Swansinger and his partners switched to HSAs this year, halving their premiums. The old plan had no deductible, while the new one has a $2,500 deductible for individuals and $5,000 for families. The firm is giving employees with individual coverage $1,050 a year toward their HSA; those with family coverage get $3,250. Employee contributions to the accounts -- up to $2,650 for singles and $5,250 for families -- are tax-deductible. Unused money rolls over at yearend.

And like most high-deductible plans, this one covers 100% of all medical expenses once the deductible has been reached. There are no co-payments. "It took a little while to educate everyone about HSAs," says Swansinger, "but the initial reaction of fear and suspicion has largely been replaced by excitement about a better benefit."

So far, small employers have not warmed up to high-deductible plans. In 2004, just 10% of businesses with fewer than 200 employees offered a high-deductible plan vs. 20% of larger companies, according to the Henry J. Kaiser Family Foundation.
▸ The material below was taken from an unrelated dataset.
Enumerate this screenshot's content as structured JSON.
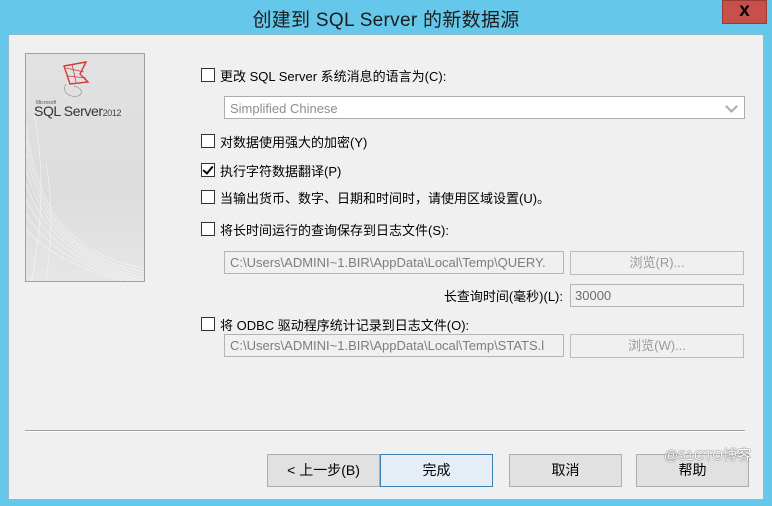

That's because small companies, unlike large ones, can't easily make a high-deductible plan one of several options.

The response: dual-option plans. AM Engineering, a Sarasota (Fla.) civil engineering and consulting firm, was able to give its 21 workers a choice between UnitedHealth's point-of-service plan and its high-deductible plan. The premium for the high-deductible plan is just 20% less than the POS plan because the deductible is relatively low -- $1,100 for individuals and twice that for families. But those savings are more than enough for the company to make substantial HSA contributions -- $500 for individuals and $1,000 for families.

Two-thirds of AM Engineering's staff are trying the HSA. In a worst-case scenario, they might still pay less than their colleagues. The POS has no deductible, but out-of-pocket maximums are $1,000 for individuals and $3,000 for families. Because the firm contributes to workers' accounts, the out-of-pocket max with the HSA is just $600 for individuals and $1,200 for families. The high-deductible plan also gives $300 in first-dollar coverage for preventive care.

A few employees cited an unwillingness to tinker with their insurance as a reason not to try the HSAs. "I suspect that they will switch over next year once they see how it works," says AM Engineering's office manager, Gail Halmi. With luck, that will result in significant savings for everyone involved.